Though Taylor Morrison mostly develops properties for sale to individual buyers, it has been exploring single-family rentals since before the pandemic. In 2019, the Scottsdale, Arizona-based homebuilder formed a partnership with Christopher Todd Communities to build single-family rental communities.
Other major players in the single-family rental space, such as Pretium Partners, are also expanding their reach.
Pretium's rental property management operation, Progress Residential, owned about 66,000 single-family homes in 29 markets as of the end of Q2 2021, with an occupancy rate of nearly 97%, according to the company.

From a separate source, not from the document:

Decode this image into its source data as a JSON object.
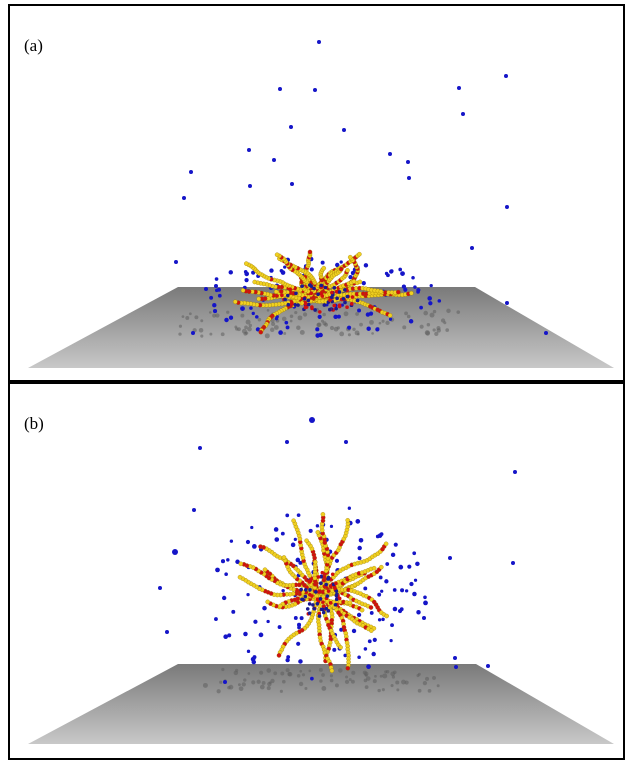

In January, Pretium formed a $700M joint venture with Canada’s Public Sector Pension Investment Board to develop SFR housing in the U.S. In September, Pretium formed another joint venture with Crescent Communities to develop $1B in new single-family build-to-rent communities. The first community will be in the Charleston, South Carolina, market, and others will follow in the Southeast and Southwest.
The partnership plans to develop more than 3,000 new rental homes altogether, according to Crescent Communities Managing Director, Single-Family Build-to-Rent Tony Chen.
"There is significant opportunity in the SFR market and a clear sense of urgency among institutional investors to deploy capital to this asset class," Pretium Chairman and CEO Don Mullen said in a statement early this year.